Sen Biss told reporters, “Our state is lost in a tug of war between Mike Madigan and Bruce Rauner, and the rest of us are losing”

The Senate Democrat caucus held their press conference and noted that they HAD produced a budget that accomplished a number of items called for by the governor.

Using the governor’s spending limit of $37.3 Billion, the Senate passed a budget which would fund the state at $37.3 Billion, and raise $5.4 billion in new taxes. But that budget was never passed in the House.

Senate Democrats said they did what the Governor and the House failed to do — make the politically hard decision to raise taxes that would balance a budget that spends $37.3 Billion.

Democrat Senators tell reporters they are the only ones that actually produced a balanced budget

Sen Toi Hutchinson told reporters, “Taxing is not the easy part of governing.”  But she and other Democrat senators said they were the ones who did what needed to be done in balancing the budget and in making the cuts in spending that would limit the growth of government.

They blamed the Governor for talking publicly as if he supported the approach the Senate was taking in their efforts to reach a compromise on spending limits, limiting property tax increases, and raise the revenue needed to balance the budget.  But they said at every turn in negotiations, the Governor would change what he was willing to accept as part of a deal.

In a separate press conference, the Governor and Republican Leaders said the Democrats in the Legislature are still failing to meet the needs of the citizens in providing real property tax relief, and making the sorts of reforms that are needed to fix the systemic problems facing the state.

The Governor and Republican Leaders noted the bills that were passed by Democrats that would make it even harder for businesses to operate in Illinois, including passing an increase in the minimum wage to $15 an hour over the next five years, and failing to make changes in the Workers’ Compensation program that makes Illinois be one of the most expensive states in the nation in which to do business.

House Republican Leader, Rep Jim Durkin

House Republican Leader Jim Durkin told reporters, “I am bitterly disappointed in what has happened these past three years and the failure of the Democrats to work with us pass to something called a balanced budget.

So, instead of doing the work they were sent here to do, members of the majority party focused more on phony, baseless headlines than real change.They refuse to do what is necessary to pass a budget that is balanced and blocked change that would move the needle on job creation while protecting taxpayers.”

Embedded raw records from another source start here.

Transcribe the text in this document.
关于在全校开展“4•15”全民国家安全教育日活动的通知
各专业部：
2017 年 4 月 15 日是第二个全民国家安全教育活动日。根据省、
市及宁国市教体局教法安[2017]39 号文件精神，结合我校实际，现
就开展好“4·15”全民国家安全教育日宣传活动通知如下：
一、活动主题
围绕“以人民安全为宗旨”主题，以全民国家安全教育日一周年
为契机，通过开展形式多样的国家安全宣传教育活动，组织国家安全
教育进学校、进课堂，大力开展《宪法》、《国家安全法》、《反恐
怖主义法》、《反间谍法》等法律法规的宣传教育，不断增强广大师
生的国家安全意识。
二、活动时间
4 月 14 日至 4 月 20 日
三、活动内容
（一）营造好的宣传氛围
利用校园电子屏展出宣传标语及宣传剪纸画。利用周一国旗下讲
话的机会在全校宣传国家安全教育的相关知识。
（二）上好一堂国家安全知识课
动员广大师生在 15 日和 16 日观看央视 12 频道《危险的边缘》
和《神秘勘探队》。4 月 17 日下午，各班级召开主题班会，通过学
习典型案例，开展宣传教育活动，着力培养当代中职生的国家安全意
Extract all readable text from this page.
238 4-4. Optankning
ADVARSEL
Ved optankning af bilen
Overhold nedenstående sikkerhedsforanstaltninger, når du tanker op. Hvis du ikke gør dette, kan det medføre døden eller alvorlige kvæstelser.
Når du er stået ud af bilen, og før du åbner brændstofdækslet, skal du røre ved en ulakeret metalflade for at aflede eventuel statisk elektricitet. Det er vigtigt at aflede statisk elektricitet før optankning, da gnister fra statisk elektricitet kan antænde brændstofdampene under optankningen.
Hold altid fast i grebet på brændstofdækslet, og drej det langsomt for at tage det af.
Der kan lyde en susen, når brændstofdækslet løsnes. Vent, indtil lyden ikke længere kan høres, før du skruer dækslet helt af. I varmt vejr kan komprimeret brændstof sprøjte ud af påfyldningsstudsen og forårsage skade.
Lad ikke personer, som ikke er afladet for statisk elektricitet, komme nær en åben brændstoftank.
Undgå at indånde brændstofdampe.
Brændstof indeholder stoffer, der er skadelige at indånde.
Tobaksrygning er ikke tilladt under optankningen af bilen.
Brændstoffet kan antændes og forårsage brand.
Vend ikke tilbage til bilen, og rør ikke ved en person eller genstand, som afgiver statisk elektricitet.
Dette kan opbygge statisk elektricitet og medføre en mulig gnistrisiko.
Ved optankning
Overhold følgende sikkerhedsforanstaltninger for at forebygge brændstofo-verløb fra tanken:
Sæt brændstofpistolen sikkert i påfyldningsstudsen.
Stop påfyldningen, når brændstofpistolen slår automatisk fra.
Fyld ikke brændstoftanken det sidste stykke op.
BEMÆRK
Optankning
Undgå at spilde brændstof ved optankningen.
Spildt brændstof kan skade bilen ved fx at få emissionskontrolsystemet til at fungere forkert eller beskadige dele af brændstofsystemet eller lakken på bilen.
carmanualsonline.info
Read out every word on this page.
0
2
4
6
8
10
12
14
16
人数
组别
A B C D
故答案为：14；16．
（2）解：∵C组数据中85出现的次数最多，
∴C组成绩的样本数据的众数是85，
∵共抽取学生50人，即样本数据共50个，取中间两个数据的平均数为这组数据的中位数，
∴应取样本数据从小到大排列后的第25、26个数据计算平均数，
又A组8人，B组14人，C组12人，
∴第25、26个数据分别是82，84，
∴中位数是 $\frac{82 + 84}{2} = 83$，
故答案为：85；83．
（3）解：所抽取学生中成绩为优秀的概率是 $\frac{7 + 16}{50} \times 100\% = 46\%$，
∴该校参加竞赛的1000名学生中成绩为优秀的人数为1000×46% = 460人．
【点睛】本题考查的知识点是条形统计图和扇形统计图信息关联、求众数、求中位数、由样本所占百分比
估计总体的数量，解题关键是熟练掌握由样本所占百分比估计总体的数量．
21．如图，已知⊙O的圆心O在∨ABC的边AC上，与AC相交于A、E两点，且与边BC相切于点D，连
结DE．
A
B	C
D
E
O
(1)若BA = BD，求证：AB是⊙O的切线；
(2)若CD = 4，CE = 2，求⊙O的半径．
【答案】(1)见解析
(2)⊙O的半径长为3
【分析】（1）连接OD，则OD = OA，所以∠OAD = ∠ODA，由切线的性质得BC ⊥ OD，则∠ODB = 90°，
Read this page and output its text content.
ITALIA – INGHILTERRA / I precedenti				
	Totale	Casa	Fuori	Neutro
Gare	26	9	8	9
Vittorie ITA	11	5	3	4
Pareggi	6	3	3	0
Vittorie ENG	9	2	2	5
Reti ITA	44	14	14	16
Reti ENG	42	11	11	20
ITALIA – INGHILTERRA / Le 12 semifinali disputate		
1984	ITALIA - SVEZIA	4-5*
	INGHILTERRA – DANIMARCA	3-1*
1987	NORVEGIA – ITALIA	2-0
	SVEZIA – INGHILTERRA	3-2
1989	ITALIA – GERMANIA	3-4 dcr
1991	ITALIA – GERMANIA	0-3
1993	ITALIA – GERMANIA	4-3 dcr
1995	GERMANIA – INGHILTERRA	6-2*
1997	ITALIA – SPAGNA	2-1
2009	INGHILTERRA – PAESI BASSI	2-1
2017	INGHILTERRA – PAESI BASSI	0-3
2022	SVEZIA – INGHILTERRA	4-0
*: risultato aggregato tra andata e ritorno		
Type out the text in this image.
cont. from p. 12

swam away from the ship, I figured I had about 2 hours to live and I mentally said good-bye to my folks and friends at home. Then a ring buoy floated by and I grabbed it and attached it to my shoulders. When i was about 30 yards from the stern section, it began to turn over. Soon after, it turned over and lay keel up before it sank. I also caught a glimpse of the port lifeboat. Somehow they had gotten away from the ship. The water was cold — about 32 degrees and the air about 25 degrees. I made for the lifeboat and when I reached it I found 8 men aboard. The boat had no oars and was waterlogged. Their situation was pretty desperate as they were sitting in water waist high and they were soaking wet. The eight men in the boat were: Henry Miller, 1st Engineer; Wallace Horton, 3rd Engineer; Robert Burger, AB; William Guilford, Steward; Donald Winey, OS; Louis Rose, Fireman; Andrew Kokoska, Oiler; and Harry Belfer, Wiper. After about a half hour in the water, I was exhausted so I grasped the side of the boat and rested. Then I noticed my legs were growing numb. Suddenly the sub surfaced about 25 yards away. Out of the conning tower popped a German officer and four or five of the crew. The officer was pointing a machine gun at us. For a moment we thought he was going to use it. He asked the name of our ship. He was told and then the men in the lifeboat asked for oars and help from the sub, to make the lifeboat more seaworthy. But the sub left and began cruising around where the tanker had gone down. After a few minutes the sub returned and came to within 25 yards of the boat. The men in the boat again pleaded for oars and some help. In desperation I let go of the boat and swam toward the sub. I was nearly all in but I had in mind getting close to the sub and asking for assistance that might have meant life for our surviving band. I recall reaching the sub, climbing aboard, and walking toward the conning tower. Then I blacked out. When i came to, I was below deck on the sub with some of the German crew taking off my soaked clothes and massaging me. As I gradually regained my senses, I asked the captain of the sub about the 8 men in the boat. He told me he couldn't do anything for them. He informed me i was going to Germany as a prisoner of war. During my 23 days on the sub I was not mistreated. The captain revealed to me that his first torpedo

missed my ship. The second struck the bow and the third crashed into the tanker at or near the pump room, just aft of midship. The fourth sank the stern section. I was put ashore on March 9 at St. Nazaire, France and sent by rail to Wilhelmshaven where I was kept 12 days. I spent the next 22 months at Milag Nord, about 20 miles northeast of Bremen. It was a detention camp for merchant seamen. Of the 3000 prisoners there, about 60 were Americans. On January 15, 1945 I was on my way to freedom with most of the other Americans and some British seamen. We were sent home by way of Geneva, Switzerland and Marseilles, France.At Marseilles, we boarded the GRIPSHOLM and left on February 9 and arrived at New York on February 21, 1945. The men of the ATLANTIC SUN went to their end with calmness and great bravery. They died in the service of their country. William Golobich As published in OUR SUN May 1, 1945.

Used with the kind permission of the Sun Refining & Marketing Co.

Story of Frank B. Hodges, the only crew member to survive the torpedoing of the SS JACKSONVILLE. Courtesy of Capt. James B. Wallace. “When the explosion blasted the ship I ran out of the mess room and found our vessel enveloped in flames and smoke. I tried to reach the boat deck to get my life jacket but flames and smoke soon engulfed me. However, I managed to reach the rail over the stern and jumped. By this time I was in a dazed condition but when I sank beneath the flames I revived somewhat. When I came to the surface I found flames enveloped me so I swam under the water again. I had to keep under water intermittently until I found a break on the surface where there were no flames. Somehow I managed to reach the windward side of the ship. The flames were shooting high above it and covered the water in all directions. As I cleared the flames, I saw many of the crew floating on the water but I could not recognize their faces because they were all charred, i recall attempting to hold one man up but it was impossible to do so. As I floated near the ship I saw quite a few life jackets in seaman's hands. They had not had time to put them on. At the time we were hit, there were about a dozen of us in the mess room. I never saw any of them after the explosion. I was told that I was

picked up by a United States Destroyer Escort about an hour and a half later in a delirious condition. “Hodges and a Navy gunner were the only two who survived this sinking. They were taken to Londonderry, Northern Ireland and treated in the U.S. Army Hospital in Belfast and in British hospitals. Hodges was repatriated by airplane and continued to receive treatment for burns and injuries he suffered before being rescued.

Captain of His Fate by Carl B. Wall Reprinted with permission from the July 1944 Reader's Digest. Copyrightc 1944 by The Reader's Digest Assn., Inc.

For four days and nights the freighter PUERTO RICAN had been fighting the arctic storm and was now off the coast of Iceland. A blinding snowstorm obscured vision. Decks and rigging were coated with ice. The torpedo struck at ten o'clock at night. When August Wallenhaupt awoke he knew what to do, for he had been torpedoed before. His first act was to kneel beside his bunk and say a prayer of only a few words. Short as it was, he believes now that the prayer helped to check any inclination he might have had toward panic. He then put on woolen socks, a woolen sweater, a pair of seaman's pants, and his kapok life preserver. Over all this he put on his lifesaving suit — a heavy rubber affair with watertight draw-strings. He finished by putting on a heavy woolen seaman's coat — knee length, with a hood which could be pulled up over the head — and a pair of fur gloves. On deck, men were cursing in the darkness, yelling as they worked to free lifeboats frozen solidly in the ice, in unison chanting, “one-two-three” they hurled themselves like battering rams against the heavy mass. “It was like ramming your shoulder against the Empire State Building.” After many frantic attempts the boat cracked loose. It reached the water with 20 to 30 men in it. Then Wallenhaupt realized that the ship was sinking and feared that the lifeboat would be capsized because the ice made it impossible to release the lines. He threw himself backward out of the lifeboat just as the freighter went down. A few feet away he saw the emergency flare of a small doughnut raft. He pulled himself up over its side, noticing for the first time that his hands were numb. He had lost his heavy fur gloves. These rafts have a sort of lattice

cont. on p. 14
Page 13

Earlier in the day, signalling that a budget would not be reached by the end of May deadline, it was announced the House and Senate would be “in continuous session, subject to the call of the Chair” and thus the political tug-of-war that is pitting the Senate against the House, and the House and Senate against the Governor, will continue.

One lawmaker told the Illinois Channel, they think there won’t be any spending bill passed until near the end of June, and even then, it may be just another partial funding measure, that keeps K-12 schools funded, and offers a bare minimum of funds to other units that rely on state funds to operate.

A budget meeting is scheduled in Chicago on June 8th.